Since Crazy Rich Asians is largely faithful to the familiar payoffs of Old Hollywood spectacle & the romcom genre, its more distinguishing details are hiding in the periphery. The wealth porn on display in Singapore’s more extravagant settings play almost like a travel ad, but that same luscious photography being applied to street food & homemade dumplings is a more rarified, gorgeous wonder. The central conflict established in the main romance is familiar to the genre, but the comedic sensibilities of weirdo side characters played by Awkwafina, Ken Jeong, Jimmy O. Yang, and Nico Santos are an anarchic presence that transform that genre formula into a new, exciting beast. You just have to be all-in on the typical payoffs of romcom & wealth porn indulgences to fully appreciate those deviances; this is a fun, beautiful film, but it’s one that’s aimed directly at wide, mainstream audiences.
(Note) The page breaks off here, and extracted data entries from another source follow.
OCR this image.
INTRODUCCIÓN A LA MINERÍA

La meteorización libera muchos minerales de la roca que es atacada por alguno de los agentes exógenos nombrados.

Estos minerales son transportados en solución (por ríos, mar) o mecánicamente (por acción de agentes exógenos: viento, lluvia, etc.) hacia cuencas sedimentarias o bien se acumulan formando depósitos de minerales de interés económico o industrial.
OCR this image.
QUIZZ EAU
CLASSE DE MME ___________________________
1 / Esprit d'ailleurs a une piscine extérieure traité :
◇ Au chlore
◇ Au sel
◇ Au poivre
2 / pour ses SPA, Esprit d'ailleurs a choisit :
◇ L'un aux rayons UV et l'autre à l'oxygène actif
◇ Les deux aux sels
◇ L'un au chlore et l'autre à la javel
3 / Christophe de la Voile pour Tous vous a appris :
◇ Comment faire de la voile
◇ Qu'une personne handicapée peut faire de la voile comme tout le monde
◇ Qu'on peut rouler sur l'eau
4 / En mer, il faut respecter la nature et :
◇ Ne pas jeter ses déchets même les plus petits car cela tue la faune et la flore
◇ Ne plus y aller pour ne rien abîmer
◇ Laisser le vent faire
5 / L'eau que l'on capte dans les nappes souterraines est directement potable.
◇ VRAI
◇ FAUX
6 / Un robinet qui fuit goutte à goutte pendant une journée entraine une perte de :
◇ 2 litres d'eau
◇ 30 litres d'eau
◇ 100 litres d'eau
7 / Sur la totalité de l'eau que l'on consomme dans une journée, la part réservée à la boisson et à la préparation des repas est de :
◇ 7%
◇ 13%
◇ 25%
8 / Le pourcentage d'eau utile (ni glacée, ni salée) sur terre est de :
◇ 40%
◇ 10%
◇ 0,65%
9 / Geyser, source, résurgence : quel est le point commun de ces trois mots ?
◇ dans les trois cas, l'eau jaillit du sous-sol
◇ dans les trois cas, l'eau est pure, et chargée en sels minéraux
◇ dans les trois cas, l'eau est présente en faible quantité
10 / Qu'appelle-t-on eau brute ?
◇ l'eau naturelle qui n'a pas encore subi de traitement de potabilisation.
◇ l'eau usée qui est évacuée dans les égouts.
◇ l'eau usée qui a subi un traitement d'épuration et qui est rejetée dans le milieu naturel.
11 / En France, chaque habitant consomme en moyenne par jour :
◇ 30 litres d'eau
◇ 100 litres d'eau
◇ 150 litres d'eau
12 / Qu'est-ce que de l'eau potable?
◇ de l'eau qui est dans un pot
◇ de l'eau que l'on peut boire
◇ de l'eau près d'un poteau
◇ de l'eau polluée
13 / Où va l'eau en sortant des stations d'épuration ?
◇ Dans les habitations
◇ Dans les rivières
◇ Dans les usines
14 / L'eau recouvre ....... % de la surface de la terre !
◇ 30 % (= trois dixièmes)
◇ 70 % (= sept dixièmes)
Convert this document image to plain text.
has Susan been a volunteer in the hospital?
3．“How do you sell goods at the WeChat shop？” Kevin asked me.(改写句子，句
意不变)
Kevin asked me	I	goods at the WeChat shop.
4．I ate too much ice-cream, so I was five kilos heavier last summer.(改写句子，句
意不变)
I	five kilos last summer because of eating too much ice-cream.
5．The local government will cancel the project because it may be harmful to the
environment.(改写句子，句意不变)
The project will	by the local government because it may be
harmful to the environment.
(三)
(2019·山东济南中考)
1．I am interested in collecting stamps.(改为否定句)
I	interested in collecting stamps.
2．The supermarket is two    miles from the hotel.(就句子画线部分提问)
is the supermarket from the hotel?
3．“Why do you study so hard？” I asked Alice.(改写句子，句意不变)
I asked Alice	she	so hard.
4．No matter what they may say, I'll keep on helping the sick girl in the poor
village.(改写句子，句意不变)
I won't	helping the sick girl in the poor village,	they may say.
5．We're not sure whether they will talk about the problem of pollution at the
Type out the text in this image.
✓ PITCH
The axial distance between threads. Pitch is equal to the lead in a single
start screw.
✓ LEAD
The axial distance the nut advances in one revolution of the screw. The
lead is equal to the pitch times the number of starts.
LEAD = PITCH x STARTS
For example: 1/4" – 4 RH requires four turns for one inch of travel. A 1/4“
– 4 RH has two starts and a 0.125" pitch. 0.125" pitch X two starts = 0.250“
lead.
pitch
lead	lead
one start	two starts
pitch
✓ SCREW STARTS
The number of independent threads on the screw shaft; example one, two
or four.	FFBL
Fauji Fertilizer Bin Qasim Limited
Culture-clash drama between Asian & Asian-American people can be found in select small-budget indie films like Better Luck Tomorrow, Saving Face, and Harold & Kumar Go to White Castle; what’s significant about Crazy Rich Asians is that it balloons that perspective to a massive, big budget, Old Hollywood scale. If you’re more likely to watch an escapist fairy tale that’s unashamed of reliving Old Hollywood phoniness than a small-scale indie drama aimed at artsy fartsy types, the cultural specificity of Crazy Rich Asians is a revelation. Old Hollywood romantic spectacle has been a traditionally all-white affair, so it’s wonderful to see that hegemony broken up by something so unashamedly fun & beautiful, even if narratively generic.